Phoenix pauses over G.

“That’s sort of what I meant,” he says casually. “You’re a workaholic without much of a social life. That’s kind of a cliché. There’s other stuff too, but that might be kind of genre-specific.”

“Do tell.”

“Well, you’re rich and single and good looking or whatever. That’s pretty cliché.”

“Is it?” Miles asks, surprised into looking up. Phoenix has practically his entire face shoved into the cabinet, ears faintly pink.

“Yeah. For a Hallmark movie or a K-drama or something. You’d help out some beauty with her struggling cat cafe, or give it all up to start a Christmas tree farm with a gorgeous widower and his six kids. You’ve basically got a giant target on your back for Cinderella types.”

“I would never do either of those things, they are terrible investments,” Miles says, mildly offended. “M?”

“Oh, here, I have the rest of them.” Phoenix deftly files the last few folders. “Anyway, so long as you don’t fall for your secretary I think you’re safe from being marked an unforgivable cliche.” He looks up at Miles and promptly shuts his tie in the drawer.

“OW! Jesus, Uh-”

“Here, Phoenix, you fool-” Miles scrambles to help.

“W-What’s that face for? Why did Franziska call you a cliché, what did you tell her?” Phoenix asks, touching his throat gingerly.

“Something unforgivably cliche, apparently.” Miles straightens Phoenix’s tie.

“What’s that mean?”

Miles sighs. No need for further delays at this point. He reaches into his top drawer and hands Phoenix a single sheet of paper.
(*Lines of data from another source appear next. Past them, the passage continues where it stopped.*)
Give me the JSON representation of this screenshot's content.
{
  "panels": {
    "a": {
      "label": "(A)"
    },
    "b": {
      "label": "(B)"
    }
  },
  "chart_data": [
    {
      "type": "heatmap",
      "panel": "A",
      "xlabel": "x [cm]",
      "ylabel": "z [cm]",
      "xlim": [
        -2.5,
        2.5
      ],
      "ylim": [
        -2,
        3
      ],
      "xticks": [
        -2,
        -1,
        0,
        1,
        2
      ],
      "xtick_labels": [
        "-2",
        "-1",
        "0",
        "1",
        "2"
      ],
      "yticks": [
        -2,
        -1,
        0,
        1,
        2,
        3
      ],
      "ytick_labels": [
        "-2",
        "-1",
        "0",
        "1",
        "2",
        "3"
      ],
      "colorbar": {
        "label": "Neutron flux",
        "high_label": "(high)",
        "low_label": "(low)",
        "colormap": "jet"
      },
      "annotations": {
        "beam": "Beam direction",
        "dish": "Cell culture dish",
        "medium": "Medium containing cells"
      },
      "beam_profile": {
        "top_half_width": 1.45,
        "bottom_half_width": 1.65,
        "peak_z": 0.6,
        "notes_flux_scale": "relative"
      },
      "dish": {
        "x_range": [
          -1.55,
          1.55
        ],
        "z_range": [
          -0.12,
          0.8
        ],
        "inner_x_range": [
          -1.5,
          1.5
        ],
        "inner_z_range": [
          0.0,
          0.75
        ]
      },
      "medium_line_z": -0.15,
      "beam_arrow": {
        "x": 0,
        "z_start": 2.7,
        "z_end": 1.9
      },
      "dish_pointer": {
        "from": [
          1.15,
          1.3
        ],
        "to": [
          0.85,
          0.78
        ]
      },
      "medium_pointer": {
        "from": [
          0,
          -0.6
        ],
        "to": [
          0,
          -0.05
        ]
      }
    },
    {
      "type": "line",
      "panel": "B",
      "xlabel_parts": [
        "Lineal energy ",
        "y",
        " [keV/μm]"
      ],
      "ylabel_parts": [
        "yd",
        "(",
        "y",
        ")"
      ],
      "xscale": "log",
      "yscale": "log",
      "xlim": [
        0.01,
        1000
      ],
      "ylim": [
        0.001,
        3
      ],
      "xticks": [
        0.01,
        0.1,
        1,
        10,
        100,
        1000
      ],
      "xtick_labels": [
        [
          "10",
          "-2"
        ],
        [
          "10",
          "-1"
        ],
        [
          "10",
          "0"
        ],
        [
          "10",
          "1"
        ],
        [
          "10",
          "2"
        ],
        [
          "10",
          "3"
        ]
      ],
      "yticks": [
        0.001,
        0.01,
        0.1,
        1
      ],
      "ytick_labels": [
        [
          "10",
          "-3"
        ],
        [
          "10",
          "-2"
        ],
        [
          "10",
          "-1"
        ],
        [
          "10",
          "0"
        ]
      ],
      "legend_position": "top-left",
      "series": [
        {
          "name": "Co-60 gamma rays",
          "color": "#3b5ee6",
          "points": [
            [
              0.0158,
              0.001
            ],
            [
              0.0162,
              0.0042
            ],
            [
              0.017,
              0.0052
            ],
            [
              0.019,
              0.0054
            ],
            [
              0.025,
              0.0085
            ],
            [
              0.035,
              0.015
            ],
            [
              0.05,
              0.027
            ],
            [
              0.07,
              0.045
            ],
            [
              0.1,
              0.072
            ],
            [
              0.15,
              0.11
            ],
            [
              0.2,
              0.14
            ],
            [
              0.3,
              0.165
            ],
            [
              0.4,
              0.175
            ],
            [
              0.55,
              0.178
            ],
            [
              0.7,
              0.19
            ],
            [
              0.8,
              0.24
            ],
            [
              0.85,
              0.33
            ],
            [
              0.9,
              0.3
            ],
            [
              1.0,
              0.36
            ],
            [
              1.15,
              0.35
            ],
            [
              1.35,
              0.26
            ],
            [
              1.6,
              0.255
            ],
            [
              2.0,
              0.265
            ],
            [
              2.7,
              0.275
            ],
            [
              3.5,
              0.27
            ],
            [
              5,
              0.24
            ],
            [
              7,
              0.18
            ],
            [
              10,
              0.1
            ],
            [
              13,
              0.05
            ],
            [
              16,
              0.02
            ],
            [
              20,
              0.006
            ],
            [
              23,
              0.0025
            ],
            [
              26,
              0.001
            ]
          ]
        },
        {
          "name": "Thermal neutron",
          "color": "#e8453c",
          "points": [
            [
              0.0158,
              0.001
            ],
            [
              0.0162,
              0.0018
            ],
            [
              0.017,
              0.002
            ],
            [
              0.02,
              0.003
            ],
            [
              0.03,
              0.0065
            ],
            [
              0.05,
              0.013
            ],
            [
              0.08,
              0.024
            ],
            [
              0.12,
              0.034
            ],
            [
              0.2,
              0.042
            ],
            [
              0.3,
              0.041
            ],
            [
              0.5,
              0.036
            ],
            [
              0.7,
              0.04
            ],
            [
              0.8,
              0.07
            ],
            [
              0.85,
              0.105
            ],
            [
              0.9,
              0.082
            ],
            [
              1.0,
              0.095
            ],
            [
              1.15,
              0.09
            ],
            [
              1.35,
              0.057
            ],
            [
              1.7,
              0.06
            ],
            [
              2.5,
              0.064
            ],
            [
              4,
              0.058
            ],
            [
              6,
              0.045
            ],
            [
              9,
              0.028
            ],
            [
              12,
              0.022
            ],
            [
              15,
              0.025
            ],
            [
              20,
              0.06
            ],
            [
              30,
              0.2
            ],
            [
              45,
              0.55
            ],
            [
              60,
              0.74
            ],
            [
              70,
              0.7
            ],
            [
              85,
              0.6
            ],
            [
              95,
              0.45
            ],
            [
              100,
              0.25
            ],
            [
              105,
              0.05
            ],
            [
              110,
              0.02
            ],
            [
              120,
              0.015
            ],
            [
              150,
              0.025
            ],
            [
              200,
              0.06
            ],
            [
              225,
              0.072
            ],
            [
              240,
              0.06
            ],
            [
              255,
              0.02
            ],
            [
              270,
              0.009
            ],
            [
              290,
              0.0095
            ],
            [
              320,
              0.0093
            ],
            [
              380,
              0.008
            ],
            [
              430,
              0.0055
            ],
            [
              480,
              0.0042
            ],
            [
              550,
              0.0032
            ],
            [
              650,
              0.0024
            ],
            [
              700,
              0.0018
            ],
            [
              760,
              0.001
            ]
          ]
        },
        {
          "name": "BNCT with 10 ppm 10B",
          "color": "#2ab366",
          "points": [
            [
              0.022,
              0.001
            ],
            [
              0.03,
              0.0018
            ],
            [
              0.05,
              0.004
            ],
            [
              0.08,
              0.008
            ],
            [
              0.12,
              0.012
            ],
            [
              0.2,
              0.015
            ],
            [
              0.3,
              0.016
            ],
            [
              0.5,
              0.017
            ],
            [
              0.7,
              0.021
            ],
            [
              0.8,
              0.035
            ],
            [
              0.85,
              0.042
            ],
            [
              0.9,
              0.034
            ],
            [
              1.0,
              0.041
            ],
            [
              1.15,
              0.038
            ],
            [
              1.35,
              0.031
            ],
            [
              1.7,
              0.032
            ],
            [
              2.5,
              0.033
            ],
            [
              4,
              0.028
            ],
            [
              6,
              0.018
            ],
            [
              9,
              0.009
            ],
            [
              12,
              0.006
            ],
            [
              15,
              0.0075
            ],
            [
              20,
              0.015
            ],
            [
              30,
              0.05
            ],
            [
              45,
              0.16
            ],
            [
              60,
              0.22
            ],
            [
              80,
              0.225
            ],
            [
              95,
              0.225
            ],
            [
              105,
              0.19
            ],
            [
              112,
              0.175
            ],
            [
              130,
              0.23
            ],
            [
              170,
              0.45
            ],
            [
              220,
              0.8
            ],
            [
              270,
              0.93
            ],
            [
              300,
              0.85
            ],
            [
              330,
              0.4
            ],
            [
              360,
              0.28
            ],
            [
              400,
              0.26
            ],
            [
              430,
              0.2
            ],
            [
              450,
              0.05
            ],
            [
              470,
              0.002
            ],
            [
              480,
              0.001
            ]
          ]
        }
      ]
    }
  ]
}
“This is an HR complaint.” Phoenix says. “Why are you giving me a, what’s this, a report on- inappropriate advances from a superior.” he reads, eyebrows raised. “Did you… do something?” His voice is perfectly neutral, but reading your childhood friend like a book goes both ways, sometimes.

Miles kisses him.

“You can file that now, if you like,” he says after. “It just needs your signature.”

Phoenix leans over to feed it into the paper shredder.

“Now,” he says, grabbing Miles by the lapel. “Where were we?”